S3Fs
S3Fs is a Pythonic filesystem interface to Amazon S3, built on top of aiobotocore and fsspec. The top-level class S3FileSystem exposes familiar file-system operations (ls, cp, mv, du, glob, put, get) and a file open() API that emulates Python's standard file protocol, making it a drop-in for libraries like pandas, dask, and gzip that accept file-like objects. It also supports S3-compatible stores (MinIO, Ceph, R2) via the endpoint_url parameter. Versions follow calendar versioning (YYYY.MM.PATCH); the current release is 2026.2.0, released February 2026, with roughly monthly cadence.
Warnings
- breaking aiobotocore pins an extremely narrow botocore version range (often a single patch). Installing s3fs alongside boto3 or awscli frequently produces irresolvable dependency conflicts because boto3 requires a different botocore range.
- breaking Using multiprocessing with the default 'fork' start method causes deadlocks and hard-to-reproduce bugs because s3fs keeps open async sockets and a background thread.
- breaking s3fs version 2023.12.0 was yanked from PyPI due to an authentication regression. pip may still resolve to it on some platforms if not using --pre filtering.
- gotcha The directory listing cache (dircache) is not invalidated automatically. If an object is written or resized externally (e.g. by boto3 or another process) after fs.ls() or fs.info() has cached its metadata, subsequent reads via the same S3FileSystem instance will use stale size information and may return corrupted or truncated data.
- gotcha File access is always binary. Text mode ('r', 'w') is technically accepted but returns bytes or requires an explicit encoding wrapper. readline() and line iteration work but the underlying stream is always bytes.
- gotcha S3FileSystem instances are cached as singletons by default (skip_instance_cache=False). Two calls with the same credentials return the same object, which can cause credential or config bleed between parts of an application that expect independent connections.

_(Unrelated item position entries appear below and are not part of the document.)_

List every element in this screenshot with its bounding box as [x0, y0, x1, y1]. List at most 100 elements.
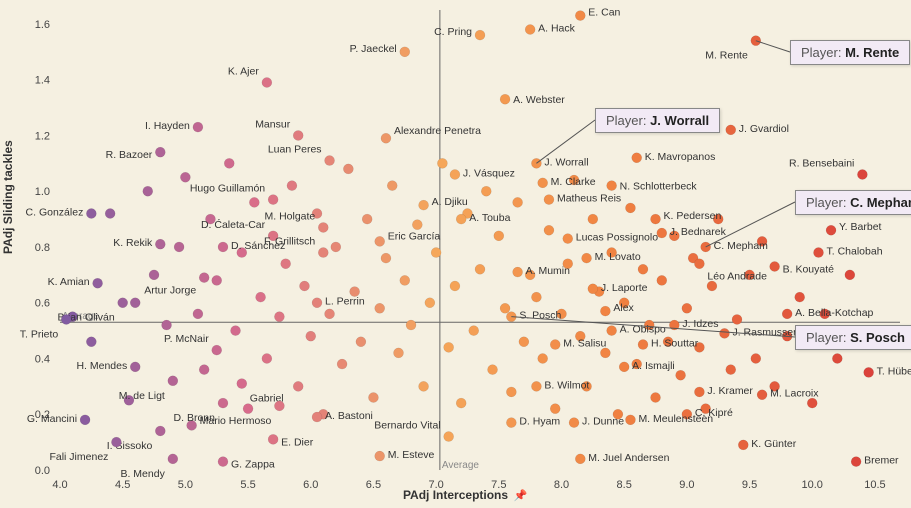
data-point[interactable]	[732, 314, 742, 324]
data-point[interactable]	[61, 314, 71, 324]
data-point[interactable]	[212, 345, 222, 355]
data-point[interactable]	[218, 457, 228, 467]
data-point[interactable]	[625, 203, 635, 213]
data-point[interactable]	[362, 214, 372, 224]
data-point[interactable]	[450, 281, 460, 291]
data-point[interactable]	[738, 440, 748, 450]
data-point[interactable]	[575, 11, 585, 21]
data-point[interactable]	[444, 432, 454, 442]
data-point[interactable]	[224, 158, 234, 168]
data-point[interactable]	[375, 236, 385, 246]
data-point[interactable]	[419, 381, 429, 391]
data-point[interactable]	[130, 362, 140, 372]
data-point[interactable]	[287, 181, 297, 191]
data-point[interactable]	[80, 415, 90, 425]
data-point[interactable]	[268, 195, 278, 205]
data-point[interactable]	[444, 342, 454, 352]
data-point[interactable]	[180, 172, 190, 182]
data-point[interactable]	[293, 130, 303, 140]
data-point[interactable]	[513, 197, 523, 207]
data-point[interactable]	[162, 320, 172, 330]
data-point[interactable]	[331, 242, 341, 252]
data-point[interactable]	[343, 164, 353, 174]
data-point[interactable]	[826, 225, 836, 235]
data-point[interactable]	[86, 209, 96, 219]
data-point[interactable]	[588, 284, 598, 294]
data-point[interactable]	[845, 270, 855, 280]
data-point[interactable]	[682, 303, 692, 313]
data-point[interactable]	[130, 298, 140, 308]
data-point[interactable]	[795, 292, 805, 302]
data-point[interactable]	[111, 437, 121, 447]
data-point[interactable]	[726, 365, 736, 375]
callout-box[interactable]: Player: C. Mepham	[795, 190, 911, 215]
data-point[interactable]	[193, 309, 203, 319]
data-point[interactable]	[193, 122, 203, 132]
data-point[interactable]	[506, 418, 516, 428]
data-point[interactable]	[600, 306, 610, 316]
data-point[interactable]	[607, 181, 617, 191]
data-point[interactable]	[199, 273, 209, 283]
data-point[interactable]	[456, 214, 466, 224]
data-point[interactable]	[651, 393, 661, 403]
data-point[interactable]	[676, 370, 686, 380]
data-point[interactable]	[262, 353, 272, 363]
data-point[interactable]	[268, 434, 278, 444]
data-point[interactable]	[249, 197, 259, 207]
data-point[interactable]	[475, 264, 485, 274]
data-point[interactable]	[237, 379, 247, 389]
data-point[interactable]	[500, 303, 510, 313]
data-point[interactable]	[306, 331, 316, 341]
data-point[interactable]	[143, 186, 153, 196]
data-point[interactable]	[782, 309, 792, 319]
data-point[interactable]	[299, 281, 309, 291]
data-point[interactable]	[218, 242, 228, 252]
data-point[interactable]	[694, 387, 704, 397]
data-point[interactable]	[337, 359, 347, 369]
callout-box[interactable]: Player: S. Posch	[795, 325, 911, 350]
data-point[interactable]	[262, 77, 272, 87]
data-point[interactable]	[274, 401, 284, 411]
data-point[interactable]	[450, 169, 460, 179]
data-point[interactable]	[550, 404, 560, 414]
data-point[interactable]	[475, 30, 485, 40]
data-point[interactable]	[488, 365, 498, 375]
data-point[interactable]	[105, 209, 115, 219]
data-point[interactable]	[406, 320, 416, 330]
data-point[interactable]	[469, 326, 479, 336]
data-point[interactable]	[375, 303, 385, 313]
data-point[interactable]	[832, 353, 842, 363]
data-point[interactable]	[425, 298, 435, 308]
data-point[interactable]	[318, 248, 328, 258]
callout-box[interactable]: Player: M. Rente	[790, 40, 910, 65]
data-point[interactable]	[231, 326, 241, 336]
callout-box[interactable]: Player: J. Worrall	[595, 108, 720, 133]
data-point[interactable]	[864, 367, 874, 377]
data-point[interactable]	[638, 340, 648, 350]
data-point[interactable]	[657, 228, 667, 238]
data-point[interactable]	[437, 158, 447, 168]
data-point[interactable]	[368, 393, 378, 403]
data-point[interactable]	[694, 259, 704, 269]
data-point[interactable]	[513, 267, 523, 277]
data-point[interactable]	[394, 348, 404, 358]
data-point[interactable]	[168, 454, 178, 464]
data-point[interactable]	[86, 337, 96, 347]
data-point[interactable]	[481, 186, 491, 196]
data-point[interactable]	[582, 253, 592, 263]
data-point[interactable]	[531, 292, 541, 302]
data-point[interactable]	[726, 125, 736, 135]
data-point[interactable]	[375, 451, 385, 461]
data-point[interactable]	[274, 312, 284, 322]
data-point[interactable]	[243, 404, 253, 414]
data-point[interactable]	[657, 275, 667, 285]
data-point[interactable]	[356, 337, 366, 347]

- gotcha Writes to S3 are not flushed until the file is closed (or the multipart threshold of ~150 MiB is hit). Calling f.write() without closing inside a context manager means data is buffered locally and nothing is committed to S3 on partial writes.
Install
-
pip install s3fs -
pip install 's3fs[boto3]' -
conda install -c conda-forge s3fs
Imports
- S3FileSystem
import s3fs s3 = s3fs.S3FileSystem()
- S3File
with s3fs.S3FileSystem().open('bucket/key', 'rb') as f: ... - open via fsspec URL
import fsspec with fsspec.open('s3://bucket/key', 'rb') as f: ...
Quickstart
import os
import s3fs
# Credentials via env vars (boto chain also checks ~/.aws/credentials, IAM roles, etc.)
fs = s3fs.S3FileSystem(
key=os.environ.get('AWS_ACCESS_KEY_ID', ''),
secret=os.environ.get('AWS_SECRET_ACCESS_KEY', ''),
# token=os.environ.get('AWS_SESSION_TOKEN', ''), # uncomment for STS/assumed-role
# endpoint_url='https://s3.example.com', # uncomment for MinIO / S3-compatible
)
# List bucket contents
bucket = os.environ.get('S3_BUCKET', 'my-bucket')
print(fs.ls(bucket))
# Read a file
with fs.open(f'{bucket}/hello.txt', 'rb') as f:
print(f.read())
# Write a file (must flush >5 MiB for multipart; context manager handles this)
with fs.open(f'{bucket}/output.txt', 'wb') as f:
f.write(b'hello s3fs')
# Works transparently with pandas via storage_options
import pandas as pd
df = pd.read_csv(
f's3://{bucket}/data.csv',
storage_options={
'key': os.environ.get('AWS_ACCESS_KEY_ID', ''),
'secret': os.environ.get('AWS_SECRET_ACCESS_KEY', ''),
},
)
print(df.head())